(AP) – A 17-year-old U.S. citizen who acknowledged being a killer for a Mexican drug cartel finished his three-year juvenile-offender term for homicide, kidnapping and drug and weapons possession and returned to the United States.
The interior secretary of southern Morelos state, Jorge Messeguer, said Edgar Jimenez Lugo had been released, though he added it wasn't clear if the teen had been rehabilitated.
"Being able to say whether he's been rehabilitated, that would be risky. I wouldn't really dare say that, because obviously the crimes he committed were so severe," Messeguer said.
He said Jimenez went to San Antonio, Texas, where he has family and apparently will go to a residential support facility there, though he didn't know its name.
It does not appear Jimenez faces any charges in the United States. The U.S. Embassy said it would not publicly discuss the case due to privacy considerations.
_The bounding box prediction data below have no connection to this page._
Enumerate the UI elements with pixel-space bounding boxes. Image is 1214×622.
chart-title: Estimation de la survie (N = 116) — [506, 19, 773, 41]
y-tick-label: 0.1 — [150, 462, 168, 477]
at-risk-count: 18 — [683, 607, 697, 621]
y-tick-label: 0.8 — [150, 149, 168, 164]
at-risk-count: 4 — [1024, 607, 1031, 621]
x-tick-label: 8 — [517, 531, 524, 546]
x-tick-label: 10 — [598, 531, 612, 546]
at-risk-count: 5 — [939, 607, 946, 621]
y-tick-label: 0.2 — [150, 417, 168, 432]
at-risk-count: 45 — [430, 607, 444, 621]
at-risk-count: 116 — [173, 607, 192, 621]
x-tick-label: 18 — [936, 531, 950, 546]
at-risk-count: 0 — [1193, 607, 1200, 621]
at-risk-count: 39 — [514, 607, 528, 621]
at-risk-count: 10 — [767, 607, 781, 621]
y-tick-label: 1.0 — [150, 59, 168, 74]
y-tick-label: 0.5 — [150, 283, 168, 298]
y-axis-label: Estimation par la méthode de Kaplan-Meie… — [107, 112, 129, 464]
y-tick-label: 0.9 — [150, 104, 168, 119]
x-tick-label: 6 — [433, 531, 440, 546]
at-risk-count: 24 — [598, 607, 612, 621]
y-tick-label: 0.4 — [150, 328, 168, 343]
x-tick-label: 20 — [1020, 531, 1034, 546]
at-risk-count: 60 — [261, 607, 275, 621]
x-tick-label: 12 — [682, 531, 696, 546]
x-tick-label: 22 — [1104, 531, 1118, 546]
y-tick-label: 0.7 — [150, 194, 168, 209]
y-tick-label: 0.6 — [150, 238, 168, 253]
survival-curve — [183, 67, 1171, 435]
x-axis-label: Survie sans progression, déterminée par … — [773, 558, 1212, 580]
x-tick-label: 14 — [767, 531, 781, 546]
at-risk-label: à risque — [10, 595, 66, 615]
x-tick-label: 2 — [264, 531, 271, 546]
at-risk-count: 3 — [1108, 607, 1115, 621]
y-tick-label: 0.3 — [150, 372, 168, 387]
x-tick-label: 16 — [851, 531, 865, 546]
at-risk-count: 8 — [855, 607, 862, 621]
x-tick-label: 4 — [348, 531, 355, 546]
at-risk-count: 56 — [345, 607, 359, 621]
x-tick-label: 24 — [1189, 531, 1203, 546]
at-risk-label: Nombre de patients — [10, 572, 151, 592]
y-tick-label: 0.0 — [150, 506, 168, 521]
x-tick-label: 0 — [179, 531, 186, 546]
The embassy said in a statement that it was "closely coordinating with our Mexican counterparts and appropriate authorities in the United States" regarding the release.
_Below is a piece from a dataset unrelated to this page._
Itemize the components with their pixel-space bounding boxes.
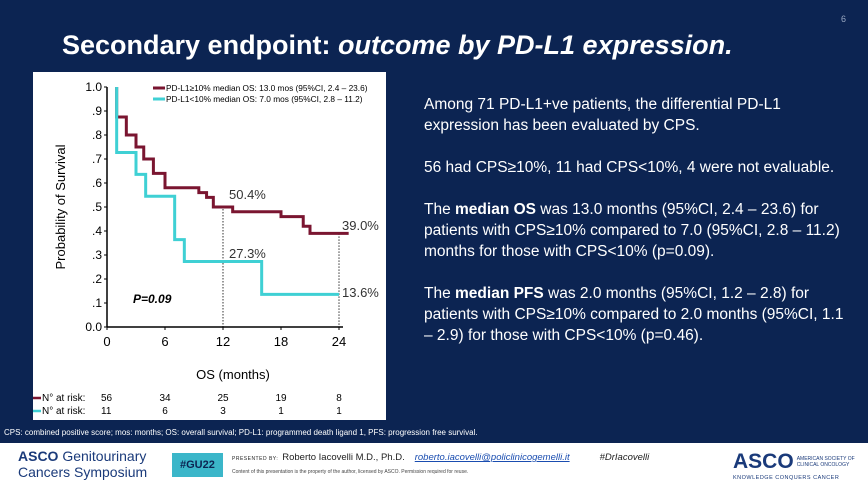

In 2011, at age 14, Jimenez confessed to killing four people whose beheaded bodies were found suspended from a bridge.
He was born in San Diego, California, but was raised in Mexico by his grandmother. Authorities quoted Jimenez as saying he had been forcibly recruited by drug traffickers when he was 11 and confessing to working for the South Pacific drug cartel, led by reputed drug lord Héctor Beltrán Leyva.
Jimenez was trying to return to the United States when he was caught in 2010.
He and a sister were arrested in Morelos, south of Mexico City, as they tried to board a plane to Tijuana, where they planned to cross the border and reunite with their mother in San Diego. When he was handed over to federal prosecutors, the boy calmly said in front of cameras that he participated in four killings while drugged and under threat. The bodies were found in the tourist city of Cuernavaca, which is in Morelos.
Jimenez served his three-year sentence, the maximum for juveniles, at a juvenile detention center in Morelos.